I have to admit, I don’t get all this sudden hype about Illinois freshman senator Barack Obama. I mean, I DO understand it, but I don’t (if you know what I mean). From where I sit, I chalk up the sudden surge in Obama hype to one of four possible reasons:
1) He’s handsome, articulate, and a rather charismatic politician.
2) There is a hungering out there for anyone other than a “Bush” or a “Clinton” to run for President, and a fresh face and relative newcomer who doesn’t stand for “politics as usual”.
3) The Democrats deep down are scared stiff that Hillary Rodham Clinton will have no real competition during the 2008 primaries and they’ll be stuck with a Presidential candidate who is virtually unelectable.
4) It’s that dead time between the elections and the start of the new Congress (and, I might add, the run-up to the 2008 Presidential election), and there’s really nothing else to talk about at Christmas gatherings inside the Beltway.
You’ll notice I didn’t say anything about him being an African-American. Frankly, I don’t see that mattering a whole lot in this day and age. I have a feeling that if Secretary of State Condoleezza Rice or former SoS Colin Powell were at least keeping the door ajar to their own possible Presidential runs, the mainstream dino-media would be all over them too, although, as Republicans, in an obviously different way. (Especially SoS Rice, who oozes a similar – although in a different way – kind of star-power and charismatic presence.)

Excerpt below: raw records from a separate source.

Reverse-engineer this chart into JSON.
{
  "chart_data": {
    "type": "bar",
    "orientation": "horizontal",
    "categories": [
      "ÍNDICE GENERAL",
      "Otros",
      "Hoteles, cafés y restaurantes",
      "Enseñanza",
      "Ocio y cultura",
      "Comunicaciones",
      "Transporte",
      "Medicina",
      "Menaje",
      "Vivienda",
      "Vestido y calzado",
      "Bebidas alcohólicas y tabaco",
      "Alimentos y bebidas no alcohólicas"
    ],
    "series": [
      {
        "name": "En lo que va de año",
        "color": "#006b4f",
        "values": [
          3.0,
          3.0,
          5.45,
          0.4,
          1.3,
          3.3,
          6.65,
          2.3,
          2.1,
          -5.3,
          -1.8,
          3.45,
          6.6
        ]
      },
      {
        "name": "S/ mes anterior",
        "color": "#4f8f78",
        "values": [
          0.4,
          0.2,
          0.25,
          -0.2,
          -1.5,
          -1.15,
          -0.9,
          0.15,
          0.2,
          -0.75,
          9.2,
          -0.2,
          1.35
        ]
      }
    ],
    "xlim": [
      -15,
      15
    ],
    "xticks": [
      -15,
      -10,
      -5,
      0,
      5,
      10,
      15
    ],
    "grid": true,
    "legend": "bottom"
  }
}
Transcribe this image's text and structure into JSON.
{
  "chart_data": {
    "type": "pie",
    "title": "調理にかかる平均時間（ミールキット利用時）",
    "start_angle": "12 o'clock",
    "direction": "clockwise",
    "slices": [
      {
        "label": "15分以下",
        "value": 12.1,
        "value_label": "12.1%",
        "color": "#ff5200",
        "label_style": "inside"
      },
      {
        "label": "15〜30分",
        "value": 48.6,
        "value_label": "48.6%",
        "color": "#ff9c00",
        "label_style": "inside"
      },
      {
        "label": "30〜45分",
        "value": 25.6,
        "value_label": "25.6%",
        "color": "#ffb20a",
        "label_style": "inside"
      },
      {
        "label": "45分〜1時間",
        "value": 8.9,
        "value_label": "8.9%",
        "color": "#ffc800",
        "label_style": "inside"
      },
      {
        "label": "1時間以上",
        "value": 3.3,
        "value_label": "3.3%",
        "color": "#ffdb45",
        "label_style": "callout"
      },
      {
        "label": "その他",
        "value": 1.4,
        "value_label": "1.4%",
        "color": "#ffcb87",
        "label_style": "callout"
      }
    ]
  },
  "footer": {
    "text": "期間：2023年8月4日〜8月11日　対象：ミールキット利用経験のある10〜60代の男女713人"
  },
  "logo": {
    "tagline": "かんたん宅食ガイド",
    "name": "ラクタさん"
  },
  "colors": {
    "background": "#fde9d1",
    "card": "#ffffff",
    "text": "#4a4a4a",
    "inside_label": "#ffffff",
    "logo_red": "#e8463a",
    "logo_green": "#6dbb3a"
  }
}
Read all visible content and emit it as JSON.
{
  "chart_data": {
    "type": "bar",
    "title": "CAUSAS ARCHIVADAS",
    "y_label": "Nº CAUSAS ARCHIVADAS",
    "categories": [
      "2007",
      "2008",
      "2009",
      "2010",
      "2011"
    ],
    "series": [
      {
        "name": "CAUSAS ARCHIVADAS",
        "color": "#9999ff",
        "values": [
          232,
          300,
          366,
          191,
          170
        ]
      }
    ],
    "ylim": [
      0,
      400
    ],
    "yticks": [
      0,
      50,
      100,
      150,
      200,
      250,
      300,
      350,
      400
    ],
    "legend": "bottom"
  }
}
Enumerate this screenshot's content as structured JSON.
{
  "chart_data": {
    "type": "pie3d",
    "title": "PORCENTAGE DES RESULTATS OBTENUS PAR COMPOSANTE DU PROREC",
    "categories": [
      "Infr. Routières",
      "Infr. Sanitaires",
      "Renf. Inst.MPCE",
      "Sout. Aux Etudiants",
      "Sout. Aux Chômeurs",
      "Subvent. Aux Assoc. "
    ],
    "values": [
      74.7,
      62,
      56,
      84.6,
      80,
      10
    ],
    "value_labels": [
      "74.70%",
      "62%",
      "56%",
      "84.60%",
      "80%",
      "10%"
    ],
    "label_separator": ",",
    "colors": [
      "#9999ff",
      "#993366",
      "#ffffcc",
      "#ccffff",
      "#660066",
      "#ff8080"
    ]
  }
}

John Podhoretz in yesterday’s New York Sun dubs Obama the “Rorscach Candidate of 2008′, and I think he is on to something here: He explains:
…This is the key to his appeal, and it places Obama in a very unusual position for an elected politician: He is now the semi-official Rorschach Candidate of 2008.
The Rorschach Candidate is the one who provokes enthusiasm not because of the positions he takes but because of who he is. He doesn’t seem like a politician; he seems to be better than a politician – fresh, new, different.
…
There’s no way of knowing whether Obama will run. But his emergence as the Rorschach Candidate makes it clear that Democrats don’t want this nominating process to turn into a Hillary Clinton coronation – and that’s healthy for the party and its prospects. Just as George Bush was tested by John McCain in 2000 and made battle-ready for the general election, so Hillary will need some testing as well.
All the Obama talk also reveals just how easy Hillary might have it if he isn’t the one to test her: The enthusiasm he provokes is a sign that John Edwards, Tom Vilsack, Evan Bayh, John Kerry and others are exciting to no one.
(Hat tip: NRO’s Corner blog.)
While observers on the Left are wondering what Obama’s true political intentions are, and those on the Right are wondering what he’s ever done politically to warrant even CONSIDERING a White House run, I think it’s all in good fun and politically interesting. (In fact, I dare say the lack of an extensive political record might be considered a favorable trait to an electorate exhausted with all the political sniping, divisiveness, and gridlock of the Clinton/Bush presidencies.)
My personal nightmare is having to go into a voting booth in November, 2008 with only Hillary Clinton and John McCain to choose from. Talk about two Washington political insiders who talk out out of both sides of their mouths and never met a camera they didn’t like! If that’s the best we have to choose from in ’08, well….oh, wait a minute, our 2000 choices were Al Gore and George W. Bush, and in ’04 John Kerry and George W. Bush. Never mind!
Regardless of what anyone says 2008 is still a very long ways away – actually light years, politically. Just a year ago, people were talking up Virginia Senator George Allen as a strong candidate for the ’08; this past election, dude couldn’t even get himself re-elected to the Senate. There’s a lot of probing, politicking, and positioning to take place between now and a year from now. Whether Obama finds himself still in the mix is anyone’s guess, but it should be an exciting year.
I’m thinking a bit of irrational exuberance is kicking into the Democratic presidential race right now. Let’s face it – after Hillary, who do they have? No one.
So given the dearth of qualified candidates on the Democratic side in 2008, and a nationally unattractive candidate in Hillary (who will thrill the extreme left, but few else), Obama is now on the radar screen. However, he has the same downsides as John Edwards had – great personality, but no legislation behind him and no experience other than his soon-to-be 4 years in the U.S. Senate; arguably the death-knell for presidential candidates from all political parties.
By 2008, this guy will be another footnote in presidential politics, and we can get onto the viable candidates soon to come.
By the way, the appearance on Monday Night Football was a bigtime loser for him. Simply pathetic.